O geneticista Sergio Pena, professor da Universidade Federal de Minas Gerais (UFMG), é uma referência nacional na discussão da questão racial. Ele tem vindo a público com freqüência para mostrar como a visão da humanidade dividida em raças, cristalizada em parte da sociedade, é totalmente incompatível com as descobertas recentes da genética. No Brasil somos produto da intensa mistura de 3 raízes ancestrais - ameríndia, européia e africana - a nossa gente tem um dos maiores níveis de variabilidade genética do planeta. Na perspectiva essencialista ou tipológica, a raça é vista como um elemento inerente e fundamental que define holisticamente a pessoa. Nesse paradigma, o indivíduo não pode simplesmente ter a pele mais ou menos pigmentada, ou o cabelo mais ou menos crespo – ele tem de ser definido como “negro” ou “branco”, rótulo determinante de sua identidade. A pigmentação da pele e outras características superficiais, em vez de serem corretamente percebidas como pouco relevantes, sinalizam profundas diferenças entre as pessoas.

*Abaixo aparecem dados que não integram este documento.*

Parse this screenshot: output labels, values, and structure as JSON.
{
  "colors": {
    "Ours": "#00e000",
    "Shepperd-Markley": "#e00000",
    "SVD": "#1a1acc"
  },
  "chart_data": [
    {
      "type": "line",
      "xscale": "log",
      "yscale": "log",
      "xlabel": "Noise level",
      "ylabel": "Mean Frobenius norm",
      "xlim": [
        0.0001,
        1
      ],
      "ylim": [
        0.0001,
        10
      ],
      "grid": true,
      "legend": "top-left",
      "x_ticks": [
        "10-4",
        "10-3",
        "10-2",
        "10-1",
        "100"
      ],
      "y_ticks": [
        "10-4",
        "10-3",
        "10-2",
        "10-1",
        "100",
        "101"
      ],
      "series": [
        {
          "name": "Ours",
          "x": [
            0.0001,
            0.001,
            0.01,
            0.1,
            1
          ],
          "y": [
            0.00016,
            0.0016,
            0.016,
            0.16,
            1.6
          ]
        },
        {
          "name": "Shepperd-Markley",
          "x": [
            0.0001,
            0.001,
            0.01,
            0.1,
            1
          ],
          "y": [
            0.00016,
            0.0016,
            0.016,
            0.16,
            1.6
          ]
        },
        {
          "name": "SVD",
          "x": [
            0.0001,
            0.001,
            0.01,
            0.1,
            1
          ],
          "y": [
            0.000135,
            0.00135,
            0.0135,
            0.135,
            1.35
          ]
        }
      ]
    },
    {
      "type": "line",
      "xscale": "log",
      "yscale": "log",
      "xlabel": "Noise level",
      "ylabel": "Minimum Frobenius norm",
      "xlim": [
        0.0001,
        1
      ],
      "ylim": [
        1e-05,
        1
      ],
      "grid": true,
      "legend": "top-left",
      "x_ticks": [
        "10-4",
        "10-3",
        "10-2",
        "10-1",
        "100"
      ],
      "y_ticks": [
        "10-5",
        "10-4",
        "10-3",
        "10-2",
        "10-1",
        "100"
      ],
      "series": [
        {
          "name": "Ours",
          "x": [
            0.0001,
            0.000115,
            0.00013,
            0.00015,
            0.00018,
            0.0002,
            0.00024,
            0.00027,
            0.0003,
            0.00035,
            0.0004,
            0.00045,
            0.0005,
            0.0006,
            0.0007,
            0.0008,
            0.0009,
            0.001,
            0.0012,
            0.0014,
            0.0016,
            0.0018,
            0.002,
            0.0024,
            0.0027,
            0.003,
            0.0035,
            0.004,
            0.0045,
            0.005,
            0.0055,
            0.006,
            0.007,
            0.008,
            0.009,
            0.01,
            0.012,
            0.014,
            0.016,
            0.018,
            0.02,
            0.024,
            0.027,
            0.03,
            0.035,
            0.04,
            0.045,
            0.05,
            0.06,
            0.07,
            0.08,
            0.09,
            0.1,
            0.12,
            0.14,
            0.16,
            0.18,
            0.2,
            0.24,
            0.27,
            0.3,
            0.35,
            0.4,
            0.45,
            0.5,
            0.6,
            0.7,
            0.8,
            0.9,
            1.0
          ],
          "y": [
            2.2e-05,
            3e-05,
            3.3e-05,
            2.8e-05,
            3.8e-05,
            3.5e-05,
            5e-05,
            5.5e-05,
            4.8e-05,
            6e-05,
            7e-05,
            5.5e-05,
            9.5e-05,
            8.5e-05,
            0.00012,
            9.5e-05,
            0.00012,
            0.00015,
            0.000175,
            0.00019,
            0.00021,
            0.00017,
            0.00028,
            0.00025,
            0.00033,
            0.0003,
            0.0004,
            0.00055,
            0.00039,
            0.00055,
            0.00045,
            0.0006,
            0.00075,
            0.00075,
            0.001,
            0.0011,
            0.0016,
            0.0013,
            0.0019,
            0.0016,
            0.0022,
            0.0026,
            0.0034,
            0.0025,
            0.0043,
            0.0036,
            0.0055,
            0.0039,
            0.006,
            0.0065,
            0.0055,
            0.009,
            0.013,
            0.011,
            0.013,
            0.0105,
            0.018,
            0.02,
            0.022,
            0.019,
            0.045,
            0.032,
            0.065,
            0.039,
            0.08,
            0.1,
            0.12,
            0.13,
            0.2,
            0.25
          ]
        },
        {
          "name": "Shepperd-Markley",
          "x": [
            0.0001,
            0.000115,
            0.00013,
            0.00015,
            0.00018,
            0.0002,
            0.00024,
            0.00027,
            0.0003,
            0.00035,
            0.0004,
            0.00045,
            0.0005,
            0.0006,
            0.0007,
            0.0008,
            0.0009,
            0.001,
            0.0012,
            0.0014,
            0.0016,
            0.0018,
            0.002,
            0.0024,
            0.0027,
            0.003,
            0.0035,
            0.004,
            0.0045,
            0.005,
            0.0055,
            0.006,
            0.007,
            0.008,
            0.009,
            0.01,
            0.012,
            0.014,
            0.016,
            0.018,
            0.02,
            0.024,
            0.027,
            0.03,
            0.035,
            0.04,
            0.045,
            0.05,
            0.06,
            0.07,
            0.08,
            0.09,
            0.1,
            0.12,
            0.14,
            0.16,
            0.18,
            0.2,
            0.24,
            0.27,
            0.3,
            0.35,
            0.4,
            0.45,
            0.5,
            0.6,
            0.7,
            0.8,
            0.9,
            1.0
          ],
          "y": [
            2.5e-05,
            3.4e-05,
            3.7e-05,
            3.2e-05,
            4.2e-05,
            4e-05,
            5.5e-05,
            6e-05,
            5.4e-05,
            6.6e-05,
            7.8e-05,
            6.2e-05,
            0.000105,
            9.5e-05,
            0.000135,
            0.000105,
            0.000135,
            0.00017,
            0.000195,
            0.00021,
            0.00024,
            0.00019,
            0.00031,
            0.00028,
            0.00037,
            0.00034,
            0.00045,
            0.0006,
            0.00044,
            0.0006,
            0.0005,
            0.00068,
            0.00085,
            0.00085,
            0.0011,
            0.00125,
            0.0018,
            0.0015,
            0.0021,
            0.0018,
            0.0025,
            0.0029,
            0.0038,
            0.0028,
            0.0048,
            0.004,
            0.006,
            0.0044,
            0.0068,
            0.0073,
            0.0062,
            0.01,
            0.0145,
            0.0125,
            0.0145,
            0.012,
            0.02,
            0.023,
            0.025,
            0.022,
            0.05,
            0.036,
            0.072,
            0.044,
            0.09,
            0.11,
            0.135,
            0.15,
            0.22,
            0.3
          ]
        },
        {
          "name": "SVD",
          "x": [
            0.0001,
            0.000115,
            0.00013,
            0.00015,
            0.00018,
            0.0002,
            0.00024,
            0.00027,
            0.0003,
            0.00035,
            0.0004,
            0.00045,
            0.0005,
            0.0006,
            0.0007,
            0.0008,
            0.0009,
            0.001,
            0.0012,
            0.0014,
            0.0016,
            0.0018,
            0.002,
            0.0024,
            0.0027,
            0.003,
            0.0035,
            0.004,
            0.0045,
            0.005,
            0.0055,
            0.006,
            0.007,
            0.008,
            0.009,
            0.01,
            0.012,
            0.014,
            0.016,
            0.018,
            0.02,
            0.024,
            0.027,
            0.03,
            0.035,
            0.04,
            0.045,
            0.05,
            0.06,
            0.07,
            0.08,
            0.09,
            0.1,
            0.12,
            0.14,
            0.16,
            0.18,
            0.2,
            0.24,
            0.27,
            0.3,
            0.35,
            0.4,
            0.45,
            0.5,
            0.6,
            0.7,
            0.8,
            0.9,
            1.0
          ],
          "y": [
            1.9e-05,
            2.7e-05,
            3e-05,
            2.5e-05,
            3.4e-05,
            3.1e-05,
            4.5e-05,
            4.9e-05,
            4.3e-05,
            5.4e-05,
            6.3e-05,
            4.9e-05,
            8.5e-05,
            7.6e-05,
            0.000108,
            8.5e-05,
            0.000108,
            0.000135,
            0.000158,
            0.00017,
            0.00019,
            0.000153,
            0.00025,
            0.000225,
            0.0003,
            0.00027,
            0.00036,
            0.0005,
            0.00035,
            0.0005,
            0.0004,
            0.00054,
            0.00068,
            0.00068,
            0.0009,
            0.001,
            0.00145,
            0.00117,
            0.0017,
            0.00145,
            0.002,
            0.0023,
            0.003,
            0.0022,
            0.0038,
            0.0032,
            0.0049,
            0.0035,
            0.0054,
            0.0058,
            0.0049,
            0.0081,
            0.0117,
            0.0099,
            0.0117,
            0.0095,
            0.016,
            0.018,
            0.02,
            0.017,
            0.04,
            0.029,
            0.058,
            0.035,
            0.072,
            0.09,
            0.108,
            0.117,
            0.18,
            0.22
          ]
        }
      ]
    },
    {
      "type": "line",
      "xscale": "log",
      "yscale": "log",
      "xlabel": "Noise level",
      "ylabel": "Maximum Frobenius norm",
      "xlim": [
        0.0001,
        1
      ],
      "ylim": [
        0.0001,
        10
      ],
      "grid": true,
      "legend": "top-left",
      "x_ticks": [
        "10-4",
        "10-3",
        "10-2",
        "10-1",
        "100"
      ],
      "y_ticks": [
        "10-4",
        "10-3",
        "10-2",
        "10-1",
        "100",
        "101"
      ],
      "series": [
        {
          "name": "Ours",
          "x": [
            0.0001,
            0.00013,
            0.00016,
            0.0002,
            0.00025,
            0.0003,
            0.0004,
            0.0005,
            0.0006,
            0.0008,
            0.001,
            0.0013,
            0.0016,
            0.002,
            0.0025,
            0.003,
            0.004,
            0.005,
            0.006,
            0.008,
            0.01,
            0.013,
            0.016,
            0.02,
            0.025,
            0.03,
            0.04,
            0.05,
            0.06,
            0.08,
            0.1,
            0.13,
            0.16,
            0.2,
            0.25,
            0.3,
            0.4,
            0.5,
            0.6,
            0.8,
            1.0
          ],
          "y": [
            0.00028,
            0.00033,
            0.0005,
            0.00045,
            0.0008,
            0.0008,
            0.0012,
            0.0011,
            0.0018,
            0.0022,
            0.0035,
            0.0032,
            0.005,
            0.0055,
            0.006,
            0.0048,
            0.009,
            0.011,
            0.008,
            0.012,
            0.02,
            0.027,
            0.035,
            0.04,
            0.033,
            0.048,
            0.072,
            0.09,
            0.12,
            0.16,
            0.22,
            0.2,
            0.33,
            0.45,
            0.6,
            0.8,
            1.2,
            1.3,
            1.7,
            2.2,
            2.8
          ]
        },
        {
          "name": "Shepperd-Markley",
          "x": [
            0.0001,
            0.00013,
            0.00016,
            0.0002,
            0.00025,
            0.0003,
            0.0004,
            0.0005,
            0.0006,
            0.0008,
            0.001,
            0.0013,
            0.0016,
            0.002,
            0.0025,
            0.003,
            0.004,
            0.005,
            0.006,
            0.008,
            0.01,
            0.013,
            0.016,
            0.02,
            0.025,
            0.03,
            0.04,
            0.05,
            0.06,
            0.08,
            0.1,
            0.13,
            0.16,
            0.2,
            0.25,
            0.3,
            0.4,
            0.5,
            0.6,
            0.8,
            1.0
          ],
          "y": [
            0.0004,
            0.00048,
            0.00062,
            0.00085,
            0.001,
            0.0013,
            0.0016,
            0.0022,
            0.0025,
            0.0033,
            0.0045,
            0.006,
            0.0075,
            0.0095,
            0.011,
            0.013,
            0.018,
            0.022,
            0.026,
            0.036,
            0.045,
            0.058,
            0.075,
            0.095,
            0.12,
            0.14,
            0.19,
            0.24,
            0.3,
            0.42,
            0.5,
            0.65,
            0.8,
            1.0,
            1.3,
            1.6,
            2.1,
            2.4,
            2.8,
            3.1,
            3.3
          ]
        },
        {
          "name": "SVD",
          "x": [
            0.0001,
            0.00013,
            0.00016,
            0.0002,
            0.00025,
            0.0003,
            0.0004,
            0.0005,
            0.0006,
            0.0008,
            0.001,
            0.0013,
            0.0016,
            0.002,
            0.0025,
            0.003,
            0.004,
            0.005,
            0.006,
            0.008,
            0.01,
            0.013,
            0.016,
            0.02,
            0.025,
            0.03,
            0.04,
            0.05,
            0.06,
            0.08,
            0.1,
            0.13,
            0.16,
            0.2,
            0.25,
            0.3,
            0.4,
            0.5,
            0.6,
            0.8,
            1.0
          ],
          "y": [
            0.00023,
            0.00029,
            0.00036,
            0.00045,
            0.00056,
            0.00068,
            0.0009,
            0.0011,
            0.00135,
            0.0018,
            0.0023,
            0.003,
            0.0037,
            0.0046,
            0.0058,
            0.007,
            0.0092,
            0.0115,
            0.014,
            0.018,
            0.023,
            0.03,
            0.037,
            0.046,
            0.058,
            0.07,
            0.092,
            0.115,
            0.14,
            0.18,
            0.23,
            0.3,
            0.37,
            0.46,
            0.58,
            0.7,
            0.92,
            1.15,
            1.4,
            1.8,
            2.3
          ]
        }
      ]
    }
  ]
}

Esse tipo de associação fixa entre características físicas e psicológicas absolutamente não faz sentido do ponto de vista genético e biológico. O genoma humano tem cerca de 20 mil genes e sabemos que poucas dúzias deles controlam a pigmentação da pele e a aparência física dos humanos. Está 100% estabelecido que esses genes não têm influência sobre qualquer traço comportamental, intelectual ou físico, incluindo a predisposição a câncer de pulmão ou qualquer outro câncer.
A humanidade moderna emergiu uma única vez, na África, há menos de 200 mil anos. Assim, a história evolucionária humana é bem curta e a distribuição mundial de características genéticas é principalmente devida à dispersão, com um papel importante de deriva genética por efeitos fundadores sucessivos e seleção por adaptação a ambientes geográficos. Basicamente, a diversidade genética observável na Europa, Ásia, Oceania e nas Américas é meramente um subconjunto da variação encontrada na África.
Como bem disse o geneticista sueco Svante Pääbo, em uma perspectiva genômica somos todos africanos, morando na África ou em exílio recente de lá. Europeus são genealogicamente derivados de africanos e não há diferenças biológicas entre eles. Seja por que motivo for, tratá-los como sendo de espécies, subespécies ou “raças” diferentes é contribuir para racismo e discriminação.
O estudo coordenado por Pena constatou ainda que os brasileiros de diferentes regiões são geneticamente muito mais homogêneos do que se esperava, como consequência do predomínio europeu.“Pelos critérios de cor e raça até hoje usados no censo, tínhamos a visão do Brasil como um mosaico heterogêneo, como se o Sul e o Norte abrigassem dois povos diferentes”, comenta o geneticista. “O estudo vem mostrar que o Brasil é um país muito mais integrado do que pensávamos.”
A homogeneidade brasileira é, portanto, muito maior entre as regiões do que dentro delas, o que valoriza a heterogeneidade individual. Essa conclusão do trabalho indica que características como cor da pele são, na verdade, arbitrárias para categorizar a população. Além disso, promete ampliar a visão que se tem hoje sobre tratamentos médicos, muitas vezes diferenciados com base em critérios físicos.
A única maneira possível de conceitualizar cada brasileiro é no âmbito de sua individualidade, como um ser humano único em seu genoma singular genealogicamente mosaico e em sua história de vida. Portanto, as declarações do atirador norueguês a respeito da miscigenação brasileira denotam preconceito e, no mínimo, desinformação acerca das recentes descobertas no campo da genética, apesar da imprensa ter noticiado que Breivik é bastante provido intelectualmente. As críticas racistas contidas em seu manifesto devem ser vistas apenas como uma opinião de um assassino insano, paranóico, que defende posições de extrema direita. Só. Pra que discutir com Breivik?

Comentários

  1. Acho que a nossa mistura racial deveria ser o principio para a reflexão de pessoas que aqui ainda tem preconceitos.